Some personnel folks in the league believed Reed may have a difficult time transitioning into a full slate of work as an NFL tight end, at least initially at 6-foot-2 1/2 and 236 pounds at the scouting combine last February. Shanahan said when the Redskins looked at Reed before the draft they “felt we had a guy that was very special catching the football, very special in and out of breaks, more like a wide receiver than a tight end’’ and that the question was whether or not Reed would be able to hold up in a blocking role.
But when the Redskins put him in the offense they then believed they had a player who could function as a blocker. Jordan is just 23, having left Florida after his junior season.
He has become a bigger part of the Redskins offense as the weeks have gone by, with this past Sunday’s effort against the Bears being his breakout: nine catches for 134 yards and a touchdown. The Broncos have had their issues at times this season with opposing tight ends, something that carried over from last season.
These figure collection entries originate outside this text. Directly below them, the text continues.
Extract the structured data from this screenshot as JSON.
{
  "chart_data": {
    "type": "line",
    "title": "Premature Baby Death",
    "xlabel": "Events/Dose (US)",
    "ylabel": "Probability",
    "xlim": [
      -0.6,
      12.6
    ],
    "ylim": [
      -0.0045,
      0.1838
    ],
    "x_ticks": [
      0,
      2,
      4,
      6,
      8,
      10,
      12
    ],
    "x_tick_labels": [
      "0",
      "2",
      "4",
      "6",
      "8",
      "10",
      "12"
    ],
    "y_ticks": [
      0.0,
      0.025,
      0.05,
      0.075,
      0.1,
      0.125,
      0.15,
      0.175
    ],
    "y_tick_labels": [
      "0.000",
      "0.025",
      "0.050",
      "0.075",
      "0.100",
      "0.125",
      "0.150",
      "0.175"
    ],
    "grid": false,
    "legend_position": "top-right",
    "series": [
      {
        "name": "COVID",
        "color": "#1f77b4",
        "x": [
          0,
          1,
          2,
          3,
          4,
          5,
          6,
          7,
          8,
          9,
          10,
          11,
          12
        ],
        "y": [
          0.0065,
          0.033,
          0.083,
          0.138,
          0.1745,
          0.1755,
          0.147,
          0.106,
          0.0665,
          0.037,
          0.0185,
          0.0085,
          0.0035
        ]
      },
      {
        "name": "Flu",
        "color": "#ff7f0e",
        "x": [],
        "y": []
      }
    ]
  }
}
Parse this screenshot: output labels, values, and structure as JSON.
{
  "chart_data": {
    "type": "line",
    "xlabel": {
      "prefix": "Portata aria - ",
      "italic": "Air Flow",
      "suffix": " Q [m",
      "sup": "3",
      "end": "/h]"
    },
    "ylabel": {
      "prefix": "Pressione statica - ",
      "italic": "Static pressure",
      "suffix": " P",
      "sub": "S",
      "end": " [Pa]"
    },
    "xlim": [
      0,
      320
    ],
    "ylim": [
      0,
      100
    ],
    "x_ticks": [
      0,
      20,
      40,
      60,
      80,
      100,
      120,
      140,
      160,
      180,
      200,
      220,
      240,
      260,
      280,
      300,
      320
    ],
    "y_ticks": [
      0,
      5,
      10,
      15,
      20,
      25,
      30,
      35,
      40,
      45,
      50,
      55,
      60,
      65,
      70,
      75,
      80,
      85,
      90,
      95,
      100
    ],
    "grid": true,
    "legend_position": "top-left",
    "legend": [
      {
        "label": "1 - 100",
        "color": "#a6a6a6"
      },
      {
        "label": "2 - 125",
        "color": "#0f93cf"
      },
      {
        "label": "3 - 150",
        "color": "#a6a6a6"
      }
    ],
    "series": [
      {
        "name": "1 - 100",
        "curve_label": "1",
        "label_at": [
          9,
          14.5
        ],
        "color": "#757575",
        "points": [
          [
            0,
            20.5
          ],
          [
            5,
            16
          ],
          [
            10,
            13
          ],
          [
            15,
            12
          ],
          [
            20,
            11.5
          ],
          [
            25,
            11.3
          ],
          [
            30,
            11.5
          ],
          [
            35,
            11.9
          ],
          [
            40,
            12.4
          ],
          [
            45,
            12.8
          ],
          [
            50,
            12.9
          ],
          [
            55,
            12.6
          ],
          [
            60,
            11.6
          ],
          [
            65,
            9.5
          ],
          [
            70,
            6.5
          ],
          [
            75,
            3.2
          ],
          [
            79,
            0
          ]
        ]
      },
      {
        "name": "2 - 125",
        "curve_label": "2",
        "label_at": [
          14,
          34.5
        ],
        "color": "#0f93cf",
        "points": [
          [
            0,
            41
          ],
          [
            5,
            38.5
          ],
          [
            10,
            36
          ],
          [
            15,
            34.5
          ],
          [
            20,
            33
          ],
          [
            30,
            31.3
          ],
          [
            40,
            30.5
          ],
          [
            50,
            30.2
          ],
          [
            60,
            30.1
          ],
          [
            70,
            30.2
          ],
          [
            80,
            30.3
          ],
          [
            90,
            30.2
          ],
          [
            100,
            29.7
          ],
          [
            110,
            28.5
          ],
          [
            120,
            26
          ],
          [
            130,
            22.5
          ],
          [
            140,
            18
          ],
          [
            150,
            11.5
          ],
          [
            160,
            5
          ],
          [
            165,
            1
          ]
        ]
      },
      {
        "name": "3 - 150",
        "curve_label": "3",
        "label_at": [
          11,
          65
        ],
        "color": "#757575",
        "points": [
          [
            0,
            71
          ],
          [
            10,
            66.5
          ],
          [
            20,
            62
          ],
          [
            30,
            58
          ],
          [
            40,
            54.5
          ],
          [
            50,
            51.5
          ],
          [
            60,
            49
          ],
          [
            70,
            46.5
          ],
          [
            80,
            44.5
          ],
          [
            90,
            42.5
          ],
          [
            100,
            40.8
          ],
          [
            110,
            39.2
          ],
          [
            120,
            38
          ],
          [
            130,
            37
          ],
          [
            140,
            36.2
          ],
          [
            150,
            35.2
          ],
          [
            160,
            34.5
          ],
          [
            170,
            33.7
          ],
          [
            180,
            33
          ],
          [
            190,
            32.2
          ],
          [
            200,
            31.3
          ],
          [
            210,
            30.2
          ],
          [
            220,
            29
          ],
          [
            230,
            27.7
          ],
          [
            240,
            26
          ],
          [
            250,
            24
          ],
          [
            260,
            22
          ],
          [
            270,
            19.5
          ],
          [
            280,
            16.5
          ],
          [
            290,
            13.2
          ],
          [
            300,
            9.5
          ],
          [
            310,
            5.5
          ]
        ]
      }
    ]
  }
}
Linebacker Wesley Woodyard's neck injury, which has has kept him out of the past two games, hasn’t helped matters. Because of Reed’s athleticism the Broncos will have to consider matching a safety on him. Reed’s routes aren’t that of a big man. He is sharp in and out of his cuts and his footwork along the boundary is that of a wideout.
Reed, who arrived to Florida as a quarterback and who rushed for five touchdowns and threw for three more as a freshman, has a good feel for where the soft spots are in zone coverages.
In seven games opposing tight ends have 43 catches against the Broncos for 568 yards -- that’s 13.2 yards per catch -- led by Jason Witten's 121 yards on seven catches in Dallas. The Broncos have limited the group to two touchdowns, one by Witten and one by the Colts’ Coby Fleener this past Sunday, but Reed will certainly be on the radar this week.